Wednesday, November 08, 2006

About Management Factors


Management Factors is a professional services firm with experienced professionals from a variety of backgrounds.

Our mission is to help organizations improve and achieve their objectives effectively, efficiently and at the lowest possible cost. We accomplish our mission by helping organizations manage the "Critical Success Factors"

Success factors as a guiding business concept were first introduced by D. Ronald Daniel in a 1961 Harvard Business Review (HBR) article. The purpose of the article was to highlight the types of information needed to support top management activities. He said that an organization’s information system should be selective and center on providing detail around three to six ‘success factors’ that help the organization achieve success.

Key Critical Success Factors Concept

Critical Success Factors (CSFs) are the limited number of areas in which satisfactory results will ensure successful competitive performance for the individual, department, or organization. CSFs are the few key areas where "things must go right" for the business to flourish and for managers' goals to be attained.
Source: Jonh F. Rockhard,
Harvard Business Review

The CSF method outlined by Rockart has primarily been successful at organizations to support planning processes and communicating the role of information technology to senior management. The method outlined by Rockart includes conducting two to three CSF interviews in separate sessions by a trained consultant with an organization’s management team. The first interview focuses on identifying a limited number of CSFs and the underlying organization goals related to the CSF. A discussion around the measures that can be used to support the CSF also takes place in the first session. The second interview session is used to review the identified CSFs and have an in-depth discussion around measures to support the CSFs. Sometimes a third session is used in the process to obtain final agreement on CSFs and the measures to support the CSFs. CSFs are important for an organization because they;

Support the planning process
Communicate the role of IT
Assist in prioritizing IT investment decisions
Guide managers on understanding where best to focus their attention on helping the organization be successful
Promote structured analysis processes
Measures are crucial to the CSF method because they verify performance for an identified CSF by providing specific, standard information.
Performance measures may be either qualitative or quantitative in nature. CSFs are first identified during the CSF method interview process by discussing the manager’s underlying goals and/or the organizations goals.
Specific measurements needed to support the organization’s identified CSFs can be defined after the CSFs have been identified. Additional interviews may be needed to further finalize performance measurement criteria.

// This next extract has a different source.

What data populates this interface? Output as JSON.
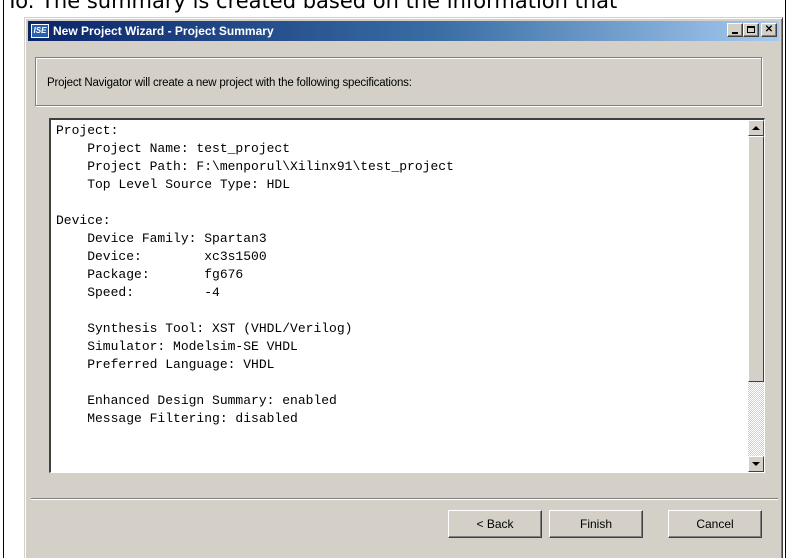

The CSF method provides a view of an organization from the manager’s operation perspective at a certain point in time. The measures to support the CSFs are very different than, for example, the financial measures provided to support a public company. The five CSF sources are:

Organization’s industry
Organization’s competitive strategy and industry position
Environmental factors
Temporal factors
Managerial position

There are other factors an organization should consider when developing its performance measurement process.

Leadership – Engaged, sustained senior leadership involvement is essential to developing and executing a performance measurement process.

Conceptual Framework – It is helpful for an organization to develop a structure for its performance measurement process that is clearly understood by everyone in the organization and that can be used to gather performance measurement data.

Communications – An organization’s performance measurement process should include a communication strategy to disseminate information about performance measurement to all internal and external stakeholders.

Accountability – An organization’s performance measurement process must clearly define success for all employees within the organization and outline roles they play in helping the organization achieve its mission, vision and strategy.

Provide information - A performance measurement process must provide an organization’s leadership with information directly related to its mission, vision and strategy. This information should be used to assist decision makers within the organization in understanding progress made toward achieving its goals or identify improvement opportunities.

Compensation, recognition and rewards – Performance evaluations should be directly tied to specific measures of success.

Continuous improvement opportunity – A successful performance measurement process identifies continuous improvement opportunities for an organization to continue to achieve its mission, vision and strategy.

Share results and progress – An organization’s performance measurement results should be communicated to its employees, customers, stakeholders, vendors, and suppliers on regular, timely basis. This can be done using its internet or intranet site, newsletters, electronic broadcasts, etc. and is crucial for all stakeholders to understand progress made by the organization to achieve its goals.

Keep it simple – Performance measurements used by an organization should be clearly tied to its mission, vision and strategy. The measurements should be understood by all personnel and stakeholders and focus on the organization’s key tasks it uses to achieve it mission, vision and strategy.

Systematize - An organization should use its performance measurement process to help identify improvement opportunities to turn core business functions into a standardized process.

Management Factors focuses on these issues for its customers benefit using a proven methodology and modern management disciplines throughout its practice.